Project

General

Profile

Actions

Bug #4014

closed

Case-Sensitivity of Property Names Depends on Regexp Encoding

Added by runpaint (Run Paint Run Run) over 13 years ago. Updated about 13 years ago.

Status:
Closed
Target version:
-
ruby -v:
ruby 1.9.3dev (2010-10-28 trunk 29616) [x86_64-linux]
Backport:
[ruby-core:33000]

Description

=begin
A ticket filed against Read Ruby reminded me of the following inconsistency: in Unicode regexps, property names are case-insensitive; in all other encodings, property names are case-sensitive.

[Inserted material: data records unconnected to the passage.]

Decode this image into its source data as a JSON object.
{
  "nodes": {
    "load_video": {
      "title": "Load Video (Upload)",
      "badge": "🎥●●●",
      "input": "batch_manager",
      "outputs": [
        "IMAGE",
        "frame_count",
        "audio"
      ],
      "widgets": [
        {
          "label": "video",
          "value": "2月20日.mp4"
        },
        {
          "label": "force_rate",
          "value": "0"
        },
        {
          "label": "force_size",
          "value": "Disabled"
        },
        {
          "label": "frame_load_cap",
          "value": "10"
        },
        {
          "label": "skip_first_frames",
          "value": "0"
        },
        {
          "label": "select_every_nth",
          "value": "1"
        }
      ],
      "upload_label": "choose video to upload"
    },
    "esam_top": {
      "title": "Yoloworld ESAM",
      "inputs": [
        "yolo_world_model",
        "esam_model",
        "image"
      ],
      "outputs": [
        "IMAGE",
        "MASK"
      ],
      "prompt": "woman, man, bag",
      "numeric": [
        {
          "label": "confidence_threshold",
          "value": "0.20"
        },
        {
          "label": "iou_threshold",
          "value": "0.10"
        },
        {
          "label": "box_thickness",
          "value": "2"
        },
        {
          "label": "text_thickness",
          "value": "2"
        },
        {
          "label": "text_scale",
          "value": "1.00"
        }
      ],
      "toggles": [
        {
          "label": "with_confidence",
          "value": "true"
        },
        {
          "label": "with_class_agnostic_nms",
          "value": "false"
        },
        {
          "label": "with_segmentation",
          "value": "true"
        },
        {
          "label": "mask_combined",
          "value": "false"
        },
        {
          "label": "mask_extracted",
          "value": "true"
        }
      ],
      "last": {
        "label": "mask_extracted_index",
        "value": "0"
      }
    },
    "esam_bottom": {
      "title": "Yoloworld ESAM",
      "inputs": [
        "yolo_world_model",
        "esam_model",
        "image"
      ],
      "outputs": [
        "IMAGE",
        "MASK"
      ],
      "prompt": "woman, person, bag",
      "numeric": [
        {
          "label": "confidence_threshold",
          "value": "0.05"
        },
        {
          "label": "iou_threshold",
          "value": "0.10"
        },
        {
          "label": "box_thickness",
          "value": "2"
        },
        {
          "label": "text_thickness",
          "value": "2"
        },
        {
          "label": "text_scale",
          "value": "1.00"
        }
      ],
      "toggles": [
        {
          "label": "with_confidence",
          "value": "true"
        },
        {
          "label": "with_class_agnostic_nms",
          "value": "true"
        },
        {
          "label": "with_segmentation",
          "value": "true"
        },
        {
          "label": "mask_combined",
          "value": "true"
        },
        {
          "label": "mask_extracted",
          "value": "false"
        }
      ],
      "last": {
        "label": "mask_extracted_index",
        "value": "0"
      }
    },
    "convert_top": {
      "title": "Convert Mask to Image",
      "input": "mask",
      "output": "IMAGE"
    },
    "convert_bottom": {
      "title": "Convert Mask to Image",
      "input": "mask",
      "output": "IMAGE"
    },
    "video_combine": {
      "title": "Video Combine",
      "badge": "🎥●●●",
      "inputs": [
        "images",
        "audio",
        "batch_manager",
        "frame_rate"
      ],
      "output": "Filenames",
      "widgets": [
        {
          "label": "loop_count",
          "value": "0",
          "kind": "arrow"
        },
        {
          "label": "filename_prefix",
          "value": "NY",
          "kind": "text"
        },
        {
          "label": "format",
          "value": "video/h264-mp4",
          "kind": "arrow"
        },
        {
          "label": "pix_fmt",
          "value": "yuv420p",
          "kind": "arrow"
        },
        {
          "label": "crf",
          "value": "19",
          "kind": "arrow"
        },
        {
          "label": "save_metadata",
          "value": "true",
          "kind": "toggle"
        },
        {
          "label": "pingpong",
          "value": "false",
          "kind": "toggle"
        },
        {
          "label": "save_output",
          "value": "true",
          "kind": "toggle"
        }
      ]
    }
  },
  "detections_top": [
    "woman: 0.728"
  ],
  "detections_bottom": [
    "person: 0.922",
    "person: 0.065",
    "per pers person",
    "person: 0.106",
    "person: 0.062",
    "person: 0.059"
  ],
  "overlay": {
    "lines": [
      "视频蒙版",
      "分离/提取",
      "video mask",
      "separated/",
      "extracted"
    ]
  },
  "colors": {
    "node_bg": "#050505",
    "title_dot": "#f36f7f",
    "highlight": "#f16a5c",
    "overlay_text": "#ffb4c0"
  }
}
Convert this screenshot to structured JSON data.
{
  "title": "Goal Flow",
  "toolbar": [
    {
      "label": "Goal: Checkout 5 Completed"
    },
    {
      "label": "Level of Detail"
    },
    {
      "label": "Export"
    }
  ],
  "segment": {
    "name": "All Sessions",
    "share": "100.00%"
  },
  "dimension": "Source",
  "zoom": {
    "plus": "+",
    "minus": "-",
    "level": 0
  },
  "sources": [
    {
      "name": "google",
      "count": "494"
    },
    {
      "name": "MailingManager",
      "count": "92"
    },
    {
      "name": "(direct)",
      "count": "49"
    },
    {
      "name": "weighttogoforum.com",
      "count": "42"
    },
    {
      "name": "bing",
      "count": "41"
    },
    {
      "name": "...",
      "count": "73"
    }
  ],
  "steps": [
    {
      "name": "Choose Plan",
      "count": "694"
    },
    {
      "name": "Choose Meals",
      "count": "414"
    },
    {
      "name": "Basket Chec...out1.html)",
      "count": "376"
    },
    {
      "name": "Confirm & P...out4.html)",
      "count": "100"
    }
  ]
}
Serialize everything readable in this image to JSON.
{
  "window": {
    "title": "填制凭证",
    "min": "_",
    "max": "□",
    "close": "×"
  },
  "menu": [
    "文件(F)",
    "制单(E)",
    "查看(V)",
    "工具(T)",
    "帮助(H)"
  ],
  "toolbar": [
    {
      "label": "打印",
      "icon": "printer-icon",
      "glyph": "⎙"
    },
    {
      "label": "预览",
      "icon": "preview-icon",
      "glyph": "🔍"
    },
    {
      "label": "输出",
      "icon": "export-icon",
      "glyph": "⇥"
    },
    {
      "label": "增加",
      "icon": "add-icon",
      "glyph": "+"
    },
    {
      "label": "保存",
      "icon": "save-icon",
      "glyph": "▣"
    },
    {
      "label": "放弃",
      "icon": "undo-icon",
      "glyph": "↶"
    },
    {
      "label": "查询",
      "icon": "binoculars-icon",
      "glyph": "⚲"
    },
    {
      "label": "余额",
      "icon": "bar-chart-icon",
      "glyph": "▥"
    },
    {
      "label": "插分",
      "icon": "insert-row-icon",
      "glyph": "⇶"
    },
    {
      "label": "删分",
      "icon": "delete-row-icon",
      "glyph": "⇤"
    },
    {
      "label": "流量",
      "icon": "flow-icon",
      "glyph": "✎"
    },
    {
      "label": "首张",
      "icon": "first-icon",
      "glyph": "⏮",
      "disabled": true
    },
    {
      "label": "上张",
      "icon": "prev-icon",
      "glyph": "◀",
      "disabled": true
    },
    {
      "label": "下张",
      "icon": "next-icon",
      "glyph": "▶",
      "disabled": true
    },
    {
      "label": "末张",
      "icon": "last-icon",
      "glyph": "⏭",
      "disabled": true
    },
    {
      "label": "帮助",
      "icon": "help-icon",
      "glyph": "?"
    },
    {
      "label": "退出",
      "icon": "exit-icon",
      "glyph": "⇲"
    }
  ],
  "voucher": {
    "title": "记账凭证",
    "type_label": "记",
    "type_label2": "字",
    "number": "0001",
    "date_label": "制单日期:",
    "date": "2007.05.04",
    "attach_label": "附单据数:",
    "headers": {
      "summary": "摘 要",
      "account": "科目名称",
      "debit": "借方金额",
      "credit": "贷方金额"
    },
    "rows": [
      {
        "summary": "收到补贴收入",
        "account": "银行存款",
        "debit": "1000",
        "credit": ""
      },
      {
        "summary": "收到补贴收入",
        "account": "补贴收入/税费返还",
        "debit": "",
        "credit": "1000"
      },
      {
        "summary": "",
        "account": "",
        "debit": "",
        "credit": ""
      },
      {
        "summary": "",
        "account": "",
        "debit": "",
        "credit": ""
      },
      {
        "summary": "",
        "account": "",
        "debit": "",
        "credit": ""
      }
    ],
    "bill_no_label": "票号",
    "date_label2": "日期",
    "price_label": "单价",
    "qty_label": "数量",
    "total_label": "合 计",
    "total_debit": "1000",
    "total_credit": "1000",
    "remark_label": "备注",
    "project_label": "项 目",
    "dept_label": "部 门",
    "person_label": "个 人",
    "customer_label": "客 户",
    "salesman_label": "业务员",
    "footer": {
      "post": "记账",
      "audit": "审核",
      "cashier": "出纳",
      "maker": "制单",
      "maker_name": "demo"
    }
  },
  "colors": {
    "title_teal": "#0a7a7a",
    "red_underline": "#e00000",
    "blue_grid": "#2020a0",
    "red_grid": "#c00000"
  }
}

This was exacerbated by the reporter's IRB using UTF-8 for regexps, while external scripts used US-ASCII: a seemingly-identical pattern was succeeding in the former case, but failing in the latter.

 run@paint:~$ ruby -e 'p /\p{ascii}/u'
 /\p{ascii}/
 run@paint:~$ ruby -e 'p /\p{ascii}/n'
 -e:1: invalid character property name {ascii}: /\p{ascii}/
 run@paint:~$ ruby -e 'p /\p{ASCII}/n'
 /\p{ASCII}/n
 run@paint:~$ ruby -e 'p /\p{ASCII}/u'
 /\p{ASCII}/

All regexps, regardless of their encoding, support the POSIX bracket names, e.g. xdigit, as properties with the \p{} and \P{} escapes. Unicode regexps normalise the property name by converting to lowercase and ignoring ' ' and '_'. Accordingly, a \p{posix} escape, where posix is a name defined in http://www.opengroup.org/onlinepubs/007908799/xbd/re.html , is case-sensitive in all non-Unicode encodings. Note that this also affects encodings who have other property names in common with Unicode. For example, both Shift-JS and Unicode define Katakana and Hiragana, yet only Unicode ignores case.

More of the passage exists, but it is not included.